In 1975 Summit County became an important center for oil development. As part of the Overthrust Belt, a region of highly complex mountain-forming faults and thrusts, Summit County became the scene of American Quasar's discovery at a field called Pineview, east of Coalville. Within the next five years Amoco, Chevron, Gulf, Champlin, and Anschutz Corporation hit large amounts of oil and gas in a series of fields that included Lodgepole, Elkhorn Ridge, Anschutz Ranch, and Anschutz Ranch East.
From Howard Stansbury's discovery of "petroliem" along the northern shore of the Great Salt Lake in 1851 to the opening of the giant Overthrust Belt fields in Summit County in the late 1970s, the history of Utah's oil industry has been one of slow and intermittent development. The first companies to drill within the state were generally small and poorly financed, and the majority of wells they drilled did not even reach a depth of 1,000 feet. None produced the 300 barrels of oil a day that Equity's first well initially yielded. Only gradually did the large petroleum companies enter Utah, and they did not succeed in discovering commercial quantities of oil until after 1948. Most of their development has occurred in the eastern third of Utah, from the Uinta Mountains to the San Juan River.

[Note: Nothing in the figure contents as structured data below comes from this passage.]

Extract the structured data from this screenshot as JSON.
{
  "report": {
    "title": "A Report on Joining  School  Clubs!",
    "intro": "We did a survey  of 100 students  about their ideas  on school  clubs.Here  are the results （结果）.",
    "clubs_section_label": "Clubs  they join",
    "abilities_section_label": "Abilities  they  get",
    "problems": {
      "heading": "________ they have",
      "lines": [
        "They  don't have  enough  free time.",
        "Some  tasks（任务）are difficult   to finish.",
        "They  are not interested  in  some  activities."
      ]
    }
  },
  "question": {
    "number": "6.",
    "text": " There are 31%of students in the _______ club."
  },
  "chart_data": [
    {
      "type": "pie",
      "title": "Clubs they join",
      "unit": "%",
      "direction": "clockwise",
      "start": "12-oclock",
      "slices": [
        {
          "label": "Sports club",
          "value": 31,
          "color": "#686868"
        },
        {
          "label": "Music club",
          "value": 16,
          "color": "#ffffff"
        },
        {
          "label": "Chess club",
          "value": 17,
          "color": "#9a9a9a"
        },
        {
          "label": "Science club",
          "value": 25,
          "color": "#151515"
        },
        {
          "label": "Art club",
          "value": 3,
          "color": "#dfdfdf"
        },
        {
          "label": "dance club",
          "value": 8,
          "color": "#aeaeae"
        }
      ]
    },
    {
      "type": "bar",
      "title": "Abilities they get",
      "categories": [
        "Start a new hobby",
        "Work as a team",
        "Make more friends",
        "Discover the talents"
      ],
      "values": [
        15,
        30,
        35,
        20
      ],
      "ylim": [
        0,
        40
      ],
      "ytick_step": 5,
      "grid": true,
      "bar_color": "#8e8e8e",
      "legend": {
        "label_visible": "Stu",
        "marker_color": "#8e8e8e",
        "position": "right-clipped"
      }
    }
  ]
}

In the 140 years since Stansbury's first discovery, nearly one hundred sixty fields have been explored, and approximately 900,000,000 barrels of oil have been produced in Utah (Texas yielded almost that much petroleum in 1947). Utah's number of productive wells increased from 225 in 1957 to 875 in 1968 and 1,300 in 1978. While the state's contribution to the amount of oil produced in the United States has remained relatively minor, the petroleum industry has become one of Utah's significant commercial enterprises.
The future of Utah's petroleum industry may be found in the extensive oil-shale and tar-sand reserves located in the eastern half of the state. Utah's oil-shale reserves are estimated at several trillion barrels, with the richest deposits located in the Uinta Basin, where 90 to 115 billion barrels are contained in deposits that have the potential to yield twenty-five or more gallons per ton. Tar-sand, or oil-impregnated rock, is located in more than fifty deposits stretching from the Uinta Basin south into San Juan and Garfield counties. Utah's tar-sand deposits contain an estimated 23 to 29 billion barrels. Beginning in 1970, the United States Department of the Interior started several programs to stimulate oil-shale and tar-sand development; however, commercial extraction of petroleum from oil-shale and tar-sand at this time remains a potential rather than a reality.
Other hydrocarbons found in eastern Utah which were sometimes mined on a small scale included kerogen (in the oil shales of the Green River formation), bituminous sandstone, wurlitzite ("elaterite" or mineral rubber), bituminous limestones, ozokerite (mineral wax), nigrite, and tabbyite.